Uma febre de curiosidade tomou as famílias, as casas, os grupos. Como seriam os novos
bondes que andavam magicamente, sem impulso exterior? Eu tinha notícia pelo pretinho Lázaro, filho da cozinheira de minha tia, vinda do Rio, que era
muito perigoso esse negócio de eletricidade. Quem pusesse os pés nos trilhos ficava ali grudado e seria esmagado facilmente pelo bonde. Precisava
pular. (...)
O projeto aprovado, começaram logo os trabalhos da execução. E anunciaram que numa
manhã apareceria o primeiro bonde elétrico. Indicaram-me a atual Avenida de São João como o local por onde transitaria o veículo espantoso.
Um mistério esse negócio de eletricidade. Ninguém sabia como era. Caso é que
funcionava. Para isso, as ruas da pequena São Paulo de 1900 enchiam-se de fios e de postes. (...)

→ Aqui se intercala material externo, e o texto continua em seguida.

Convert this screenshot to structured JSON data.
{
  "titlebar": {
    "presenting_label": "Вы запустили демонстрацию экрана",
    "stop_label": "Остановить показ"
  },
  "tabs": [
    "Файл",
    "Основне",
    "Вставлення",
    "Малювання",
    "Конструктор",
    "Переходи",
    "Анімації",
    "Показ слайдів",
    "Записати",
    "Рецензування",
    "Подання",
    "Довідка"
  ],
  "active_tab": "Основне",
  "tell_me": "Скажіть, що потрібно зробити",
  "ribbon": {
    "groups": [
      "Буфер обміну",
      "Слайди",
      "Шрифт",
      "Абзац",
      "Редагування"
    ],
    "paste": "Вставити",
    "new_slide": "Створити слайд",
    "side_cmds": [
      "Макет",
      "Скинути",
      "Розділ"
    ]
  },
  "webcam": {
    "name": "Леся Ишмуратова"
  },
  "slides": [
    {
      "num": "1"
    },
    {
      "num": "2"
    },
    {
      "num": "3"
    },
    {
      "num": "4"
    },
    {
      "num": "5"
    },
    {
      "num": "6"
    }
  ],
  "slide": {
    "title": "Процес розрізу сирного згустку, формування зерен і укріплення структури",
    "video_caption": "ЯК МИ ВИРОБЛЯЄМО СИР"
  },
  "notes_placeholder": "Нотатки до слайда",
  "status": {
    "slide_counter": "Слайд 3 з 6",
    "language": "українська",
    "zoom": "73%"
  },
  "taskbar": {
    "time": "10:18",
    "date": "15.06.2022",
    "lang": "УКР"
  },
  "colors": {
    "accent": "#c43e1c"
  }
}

Um amigo de casa informava: - o bonde pode andar até a velocidade de nove pontos. Mas,
aí é uma disparada dos diabos. Ninguém agüenta. É capaz de saltar dos trilhos. E matar todo o mundo...
A cidade tomou um aspecto de revolução. Todos se locomoviam, procuravam ver. E os mais
afoitos queriam ir até a temeridade de entrar no bonde, andar de bonde elétrico!
Naquele dia de estréia ninguém pagava passagem, era de graça. A afluência tornou-se,
portanto, enorme.
No centro agitado, eu desci a ladeira de São João que não era ainda a Avenida de hoje.
Fiquei na esquina da rua Líbero Badaró, olhando para o largo de São Bento, de onde devia sair a maravilha mecânica.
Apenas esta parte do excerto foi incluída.